Here at the Getty’s Institutional Archives, our job is to preserve the history of the entire Getty. This includes archiving the significant electronic records staff have produced over the years.
These born-digital files—meaning files that originated in digital form, as opposed to being digitally scanned from papers and photos—document the vast array of work that the Getty conducts in areas such as exhibitions, publications, public programming, art history research, and art and cultural heritage conservation. Both Getty staff and visiting researchers are welcome to consult these records.
In the past, digital files have come to us hidden within paper collections on old floppy disks and CDs. In more recent years, staff have been actively transferring their files to us through hard drives, network drives, email, and drop boxes. The files we deal with encompass your standard text documents and photographs, but also sound and video files, emails, databases, CAD files, digital art installations, and even the Getty’s website and social media presence.
How do we handle all this? Well, Institutional Archives’ strategy for preserving born-digital files is very much a work in progress. In fact, you’ll be hard pressed to find any organization that has digital preservation completely figured out. It’s common knowledge that you should back up your files. But that by itself isn’t sufficient as a long-term preservation strategy. The reality is that there’s no magical one-step solution for preserving electronic files.
When Files Age and Rot
Digital archivists deal with two major challenges: obsolescence and bit rot. Bits of a file can change over time due to physical deterioration of storage media, which can make files corrupt and even inaccessible. This is common with CDs, but it can also happen with files sitting on hard drives or network drives.

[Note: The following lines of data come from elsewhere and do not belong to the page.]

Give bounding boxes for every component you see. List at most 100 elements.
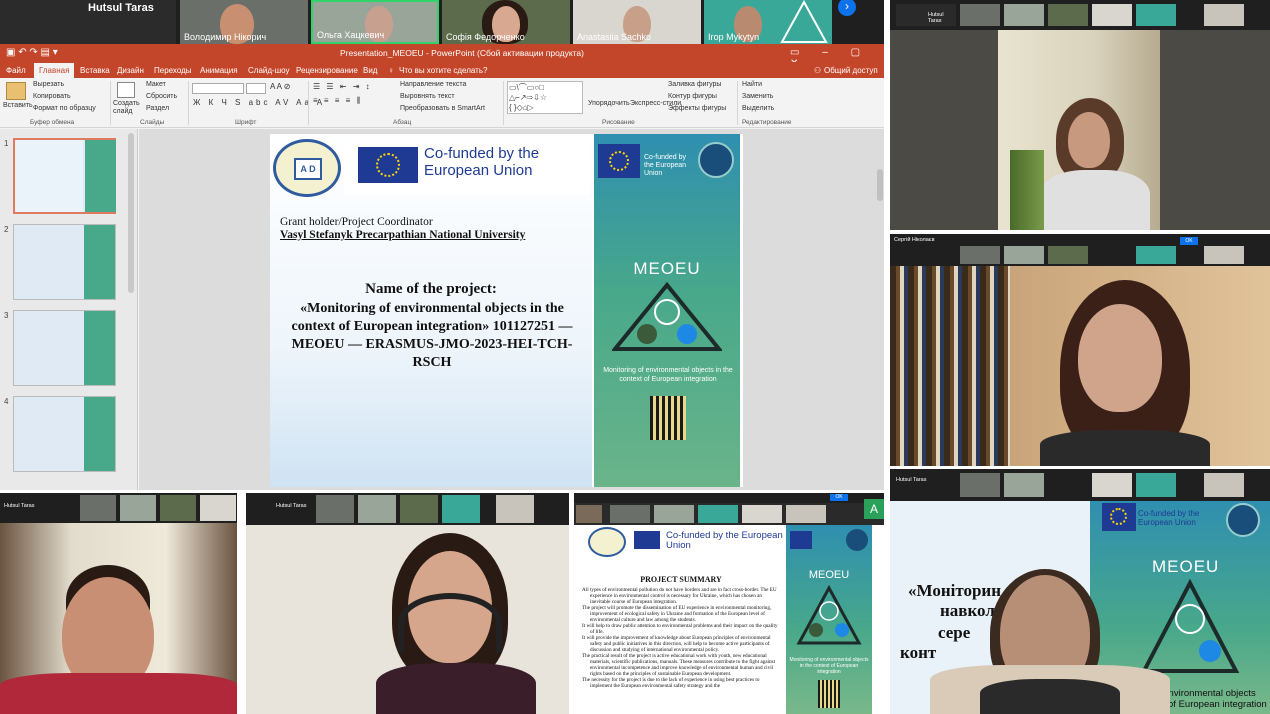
gallery-mini-strip (574, 503, 884, 525)
list-buttons[interactable]: ☰ ☰ ⇤ ⇥ ↕ (313, 82, 372, 91)
video-tile-shared-summary[interactable]: OK A Co-funded by the European Union PRO… (574, 493, 884, 714)
summary-bullet: The necessity for the project is due to … (582, 677, 760, 689)
participant-tile[interactable]: Софія Федорченко (442, 0, 570, 44)
slide-thumbnail[interactable] (13, 396, 116, 472)
participant-tile-active-speaker[interactable]: Ольга Хацкевич (311, 0, 439, 44)
mini-participant-tile (80, 495, 116, 521)
participant-tile[interactable]: Ігор Mykytyn (704, 0, 832, 44)
cut-button[interactable]: Вырезать (33, 81, 64, 88)
meoeu-triangle-emblem (1140, 579, 1240, 673)
thumb-banner (85, 140, 116, 212)
tab-review[interactable]: Рецензирование (296, 66, 358, 75)
group-label: Шрифт (235, 119, 257, 126)
format-painter-button[interactable]: Формат по образцу (33, 105, 96, 112)
mini-participant-tile (1048, 4, 1088, 26)
font-grow-icons[interactable]: A A ⊘ (270, 82, 291, 91)
tab-file[interactable]: Файл (6, 66, 26, 75)
ok-button[interactable]: OK (1180, 237, 1198, 245)
share-button[interactable]: Общий доступ (824, 66, 878, 75)
eu-stars (609, 151, 629, 171)
align-buttons[interactable]: ≡ ≡ ≡ ≡ ⫼ (313, 96, 362, 106)
tab-design[interactable]: Дизайн (117, 66, 144, 75)
shared-title-line: конт (900, 643, 937, 662)
replace-button[interactable]: Заменить (742, 93, 773, 100)
participant-tile[interactable]: Володимир Нікорич (180, 0, 308, 44)
font-style-buttons[interactable]: Ж К Ч S abc AV Aa A (193, 98, 325, 107)
section-button[interactable]: Раздел (146, 105, 169, 112)
shape-outline-button[interactable]: Контур фигуры (668, 93, 717, 100)
thumb-banner (84, 225, 115, 299)
participant-name: Софія Федорченко (446, 32, 525, 42)
new-slide-button[interactable]: Создать слайд (113, 100, 143, 116)
select-button[interactable]: Выделить (742, 105, 774, 112)
mini-participant-tile (960, 473, 1000, 497)
eu-flag-icon (358, 147, 418, 183)
video-tile-speaker[interactable]: Hutsul Taras (890, 0, 1270, 230)
thumbnail-scrollbar[interactable] (128, 133, 134, 293)
cofunded-text: Co-funded by the European Union (1138, 509, 1200, 527)
qr-code-icon (818, 680, 840, 708)
ribbon-tabs: Файл Главная Вставка Дизайн Переходы Ани… (0, 62, 884, 78)
tab-view[interactable]: Вид (363, 66, 377, 75)
participant-name: Hutsul Taras (88, 2, 154, 14)
gallery-mini-strip: Hutsul Taras (0, 493, 237, 523)
eu-stars (1110, 508, 1127, 525)
logo-letters: A D (294, 158, 322, 180)
mini-participant-tile (400, 495, 438, 523)
reset-button[interactable]: Сбросить (146, 93, 177, 100)
mini-participant-tile (442, 495, 480, 523)
meoeu-title: MEOEU (633, 259, 701, 278)
smartart-button[interactable]: Преобразовать в SmartArt (400, 105, 485, 112)
text-direction-button[interactable]: Направление текста (400, 81, 466, 88)
gallery-mini-strip: Hutsul Taras (246, 493, 569, 525)
slide-thumbnail[interactable] (13, 224, 116, 300)
tab-animation[interactable]: Анимация (200, 66, 238, 75)
mini-participant-tile (200, 495, 236, 521)
shape-effects-button[interactable]: Эффекты фигуры (668, 105, 726, 112)
video-tile-shared-content[interactable]: Hutsul Taras Co-funded by the European U… (890, 469, 1270, 714)
save-icon[interactable]: ▣ ↶ ↷ ▤ ▾ (6, 47, 58, 58)
font-family-select[interactable] (192, 83, 244, 94)
summary-bullets: All types of environmental pollution do … (582, 587, 782, 689)
summary-title: PROJECT SUMMARY (640, 575, 722, 584)
shared-title-line: «Моніторин (908, 581, 1002, 600)
slide-thumbnail[interactable] (13, 138, 116, 214)
ok-button[interactable]: OK (830, 494, 848, 501)
participant-name: Володимир Нікорич (184, 32, 267, 42)
canvas-scrollbar[interactable] (877, 169, 883, 201)
shapes-gallery[interactable]: ▭\⌒▭○□ △⌐↗⇨⇩☆{ }◇⌂▷ (507, 81, 583, 114)
banner-caption: Monitoring of environmental objects in t… (789, 657, 869, 675)
divider (503, 81, 504, 125)
summary-bullet: It will provide the improvement of knowl… (582, 635, 771, 653)
mini-participant-tile (698, 505, 738, 523)
font-size-select[interactable] (246, 83, 266, 94)
layout-button[interactable]: Макет (146, 81, 166, 88)
tab-home[interactable]: Главная (34, 63, 75, 78)
align-text-button[interactable]: Выровнять текст (400, 93, 455, 100)
paste-button[interactable]: Вставить (3, 102, 33, 109)
participant-tile[interactable]: Hutsul Taras (0, 0, 176, 44)
participant-name: Ігор Mykytyn (708, 32, 760, 42)
tell-me-search[interactable]: Что вы хотите сделать? (399, 66, 487, 75)
video-tile-participant[interactable]: Сергій Ніколаєв OK (890, 234, 1270, 466)
arrange-button[interactable]: Упорядочить (588, 100, 630, 107)
mini-participant-tile (1204, 4, 1244, 26)
participant-tile[interactable]: Anastasiia Sachko (573, 0, 701, 44)
video-tile-participant[interactable]: Hutsul Taras (0, 493, 237, 714)
slide-thumbnail[interactable] (13, 310, 116, 386)
triangle-logo-icon (780, 0, 828, 43)
find-button[interactable]: Найти (742, 81, 762, 88)
tab-insert[interactable]: Вставка (80, 66, 110, 75)
tab-slideshow[interactable]: Слайд-шоу (248, 66, 289, 75)
meoeu-triangle-emblem (612, 282, 722, 351)
next-page-icon[interactable]: › (838, 0, 856, 16)
shape-fill-button[interactable]: Заливка фигуры (668, 81, 721, 88)
headset-icon (398, 593, 502, 653)
window-title: Presentation_MEOEU - PowerPoint (Сбой ак… (340, 48, 584, 58)
banner-caption: Monitoring of environmental objects in t… (603, 367, 733, 383)
mini-participant-tile (496, 495, 534, 523)
video-tile-participant[interactable]: Hutsul Taras (246, 493, 569, 714)
copy-button[interactable]: Копировать (33, 93, 71, 100)
mini-participant-tile (1204, 246, 1244, 264)
tab-transitions[interactable]: Переходы (154, 66, 192, 75)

Even with pristine files, there’s still the issue of obsolescence. Remember LaserDiscs? Technology is constantly evolving, making it difficult to ensure that disks and drives—and more importantly, the files they hold—can still be accessed in the future. Because of these vulnerabilities, when it comes to digital preservation, there’s no such thing as permanent storage. Files need to be periodically moved from one storage media to the next.
Forensics to the Rescue
That’s why an important step in our workflow is to get content off disks and hard drives. To do this, we’ve borrowed digital forensics tools used by law enforcement agencies. Although our motives may differ, archivists and digital forensic investigators are both concerned with making exact copies of files without altering them.
We maintain two forensic workstations, one of which is a FRED (Forensic Recovery of Evidence Device). FRED has ports to connect various kinds of internal and external hard drives and a built-in write-blocker to prevent file modification. Our second workstation, which we’ve named Fluffy, is a standard laptop with old drives attached by USB to read 5.25″ and 3.25″ floppies and zip disks. These two workstations, along with forensic imaging software, allow us to make exact copies of disks and hard drives that we then preserve as our master copy.
We also use forensic software to examine the content of digital collections. The software allows us to safely view files in various formats, including obsolete formats, without accidentally modifying them. It also has keyword and pattern search functionalities so we can flag files containing sensitive information like social security numbers and credit card numbers.
Don’t Drag and Drop—Bag It!
To deal with file corruption, we use software to capture and monitor the checksums of all the files we accession. Checksums are alphanumeric strings that are unique to each file—like a digital fingerprint; if a file changes, its checksum will also change. We use the checksum to verify that we made an exact copy of the original and to make sure the file doesn’t change over time.
Files are particularly vulnerable to corruption during transfers, so rather than using the usual drag-and-drop or copy-and-paste function, we use Bagger, a tool developed by the Library of Congress to move digital content from one location to another. Bagger calculates and compares the checksums of the original and copied files and verifies that the checksums match. This can take a while when we’re moving really large sets of files—sometimes an entire day.
Automating File Monitoring
The final storage destination for our digital files is Rosetta, the Getty Research Institute’s digital preservation system. Rosetta extracts technical metadata from the files and monitors checksums on a regular basis. If a checksum mismatch is identified, the system can restore the file to its previous, uncorrupted version from a backup copy. We can also program the system to provide alerts if a file format has become obsolete, so we can decide whether to convert files to another format.
Even though we have the basic tools and strategies in place, there’s still a great deal for us to do. Conversion of file formats is an area we have yet to navigate. We’re in the early stages of working with the Internet Archive’s web archiving service Archive-It to preserve the Getty’s webpages. We’re still trying to decide how exactly we want to integrate descriptions of digital materials into our finding aids. Providing remote access to complex born-digital collections, particularly ones with obsolete file formats, is also a bit of a head-scratcher. As new tools come out and the digital preservation field continues to develop, we will continue to reevaluate and refine our procedures.
This post marks Electronic Records Day, which spotlights digital records and the need to manage and preserve them. If you’re interested in preserving your own digital files, see tthese tips put together by the Council of State Archivists [PDF], which sponsors the day.